Q: What is the difference between "precursor_mass_lower/upper" and "precursor_true_tolerance"?
A: The precursor_mass_lower/upper parameters are the precursor mass boundaries used in search. For example, precursor_mass_lower = -20, precursor_mass_upper = 20, precursor_mass_units = 1 would result in 20 ppm precursor mass tolerance, default for a closed search. On the other hand, precursor_mass_lower = -150, precursor_mass_upper = 500, precursor_mass_units = 0 would be an open search with [-150, +500] Da precursor mass window.
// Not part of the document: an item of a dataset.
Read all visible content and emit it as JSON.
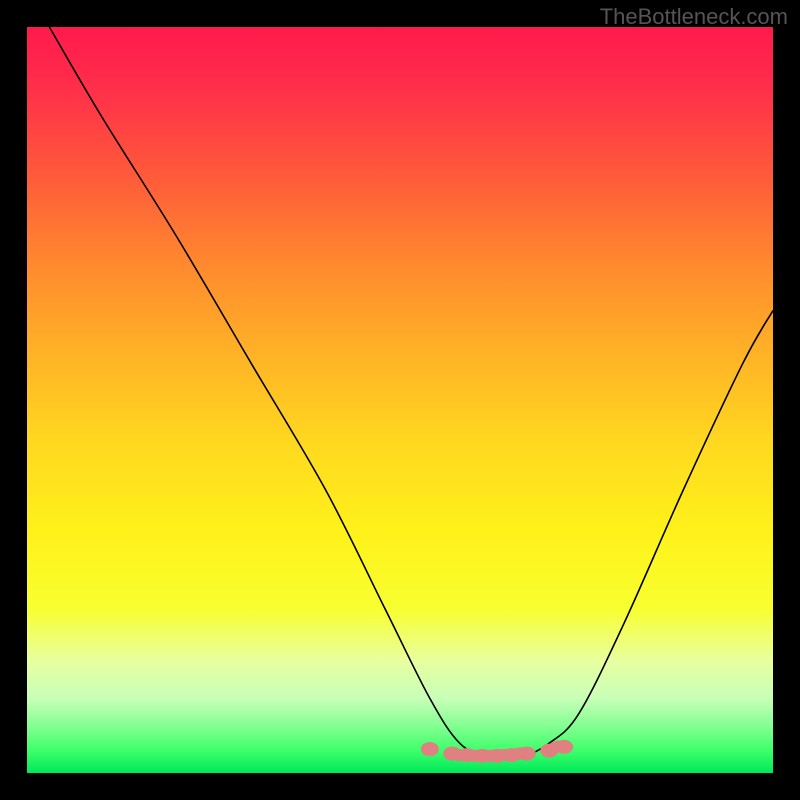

The precursor_true_tolerance is used to break ties in open searches and is also used as precursor_mass_lower/upper in the first search (if applicable). For example, if precursor_true_tolerance = 20, precursor_true_units = 1, MSFragger would use precursor_mass_lower = -20, precursor_mass_upper = 20, precursor_mass_units = 1 in the first search no matter what the precursor_mass_lower/upper values were.
Q: Can low resolution (e.g. ion trap) MS/MS data be used in MSFragger?
A: Low resolution MS/MS spectra are suitable for closed searches, but we recommend open searches only be performed on high mass accuracy MS/MS spectra (e.g acquired in an Orbitrap or high-res TOF).
Q: How should experiments with multiple fractions or experimental groups be handled in FragPipe?
A: Select 'Multi-Experiment Report' in the 'Report' tab of FragPipe, and assign labels to each experimental condition in the 'Select LC/MS Files' tab, e.g.:
| File | Experiment/Group |
|---|---|
| file1.mzML | 1_1 |
| file2.mzML | 1_1 |
| file3.mzML | 1_1 |
| file4.mzML | 1_2 |
| file5.mzML | 1_2 |
| file6.mzML | 1_2 |
where the numbers before _ indicate biological replicates and the numbers after _ indicate replicates in each biological replicate. In this example, the first three files will be combined in 1_1, and the other three in 1_2. Each result file (combined_peptide.tsv and combined_protein.tsv) will have just two columns (1_1 and 1_2) with spectral counts and/or intensity-based quantification.
If you want to obtain a separate result for each file, then you can assign separate labels for each, e.g.:
| File | Experiment/Group |
|---|---|
| file1.mzML | 1_1 |
| file2.mzML | 1_2 |
| file3.mzML | 1_3 |
| file4.mzML | 2_1 |
| file5.mzML | 2_2 |
| file6.mzML | 2_3 |
The summary tables will then have quantification separately for 1_1...1_3, 2_1...2_3.